Wednesday, September 01, 2004  

POLITICAL NOTES
Together With Media Miscellany
September 1, 2004

Poster Child
Actress and conservative Republican Angie Harmon (“Law & Order,” “Baywatch”) addressed the party’s national convention in New York this week and attended a gathering to promote the “Rock the Vote” campaign. It turns out Harmon is the type of perpetual non-voter the activist group has been targeting for years. The New York Post reports: “. . . Harmon sheepishly admitted to partygoers at French Connection’s SoHo store, ‘I’m 32-years-old, and I have to register to vote when I get back to Texas.’” She’d better get her act together quickly if she plans to vote for President Hasselhoff; Harmon, according to the Post has just 30 days to register in Texas.

Wanted Poster
Odd, isn’t it, how über-neocon Richard N. Perle’s name keeps turning up in the most ethically compromised and suspicious of circumstances? The New York Times today reports (“Hollinger’s Board: Most Irresponsible Ever?” by Floyd Norris):

A special report of a committee of [the] board [of Hollinger International] . . . released yesterday, harshly criticizes some [Hollinger] directors but essentially clears others, saying they were entitled to assume that others were paying attention to what was going on.

The Hollinger board was studded with political heavyweights chosen by Lord [Conrad] Black, a Canadian who became a British peer after Hollinger took control of the Telegraph newspapers in London.

Among them were Henry A. Kissinger, the former secretary of state, and Richard N. Perle, who was assistant secretary of defense under President Ronald Reagan and is the former chairman of a Pentagon advisory board. […]

The report lets most of the directors off with little more than a mild rebuke for not having shown much curiosity in how the business was run.
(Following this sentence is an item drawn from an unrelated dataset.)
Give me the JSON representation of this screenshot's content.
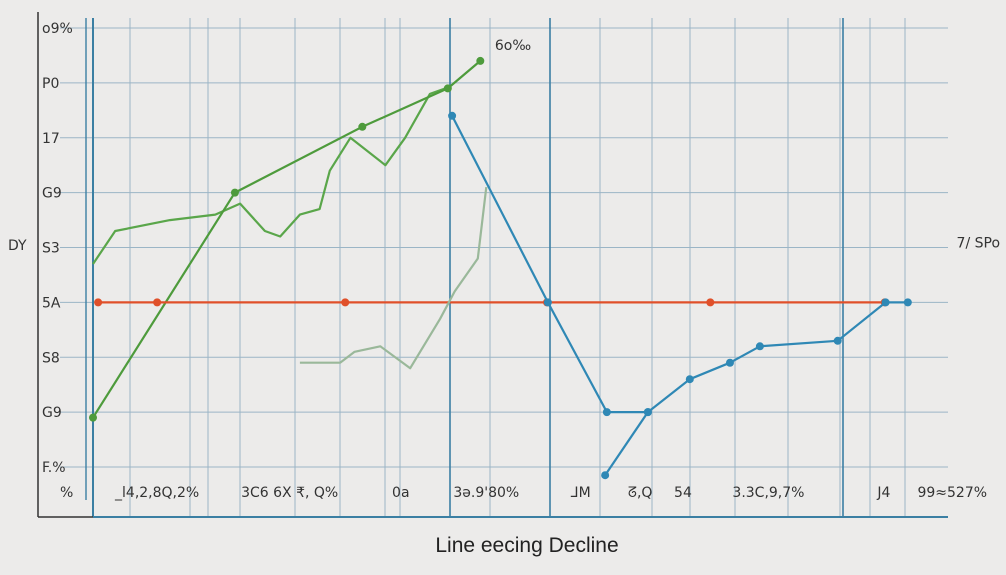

The members of the audit committee during the years when Lord Black was taking out hundreds of millions of dollars in cash draw harsher criticism for their passiveness, but the director who is excoriated in the strongest terms is Mr. Perle. [Emphasis added.]

His many and varied roles at Hollinger seem to have aroused questions even from Lord Black -- a man who knew conflicts of interest if anyone did. In one case, Lord Black is said to have sent a letter to Mr. Perle, questioning the conflicts. There is no record of whether Mr. Perle answered the letter, the report says, and nothing seems to have been done about the issue.

Mr. Perle was chairman of Hollinger’s Internet investing subsidiary, which lost lots of money. But he and other insiders had an unusual deal that gave them a share of profits from good investments without requiring those amounts to be offset by losses from bad investments.

Mr. Perle collected $3.1 million through that deal -- payments that the committee said were not fully disclosed to shareholders, as they should have been. By the committee’s account, Mr. Perle was responsible for $63.6 million in Hollinger investments, on which the company lost a net $49 million. […]

Mr. Perle was one of three members of Hollinger’s executive committee, and the closest thing to an outsider on that committee. The other two members were Lord Black and F. David Radler, Hollinger’s chief operating officer at the time.

“Perle’s own description of his performance on the executive committee was stunning,” the report states. For example, he said the committee never met but that from time to time he would get a package of documents to sign. He also said he never discussed the documents with the other committee members and often did not bother to read them before signing. [Emphasis added.]

“It is difficult to imagine a more flagrant abdication of duty than a director rubber-stamping transactions that directly benefit a controlling shareholder without any thought, comprehension or analysis,” the committee report says. “In fact, many of the consents that Perle signed as an executive committee member approved related-party transactions that unfairly benefited Black and Radler, and cost Hollinger millions.”

Why the eerie ring of familiarity to all that?

Oh, I remember now, nearly 1,000 Americans killed in Iraq.

[Note: Additional items may be posted to “Political Notes” after initial publication but only on the day of publication, excluding post-publication addenda. Such items, when posted, are designated by an asterisk.]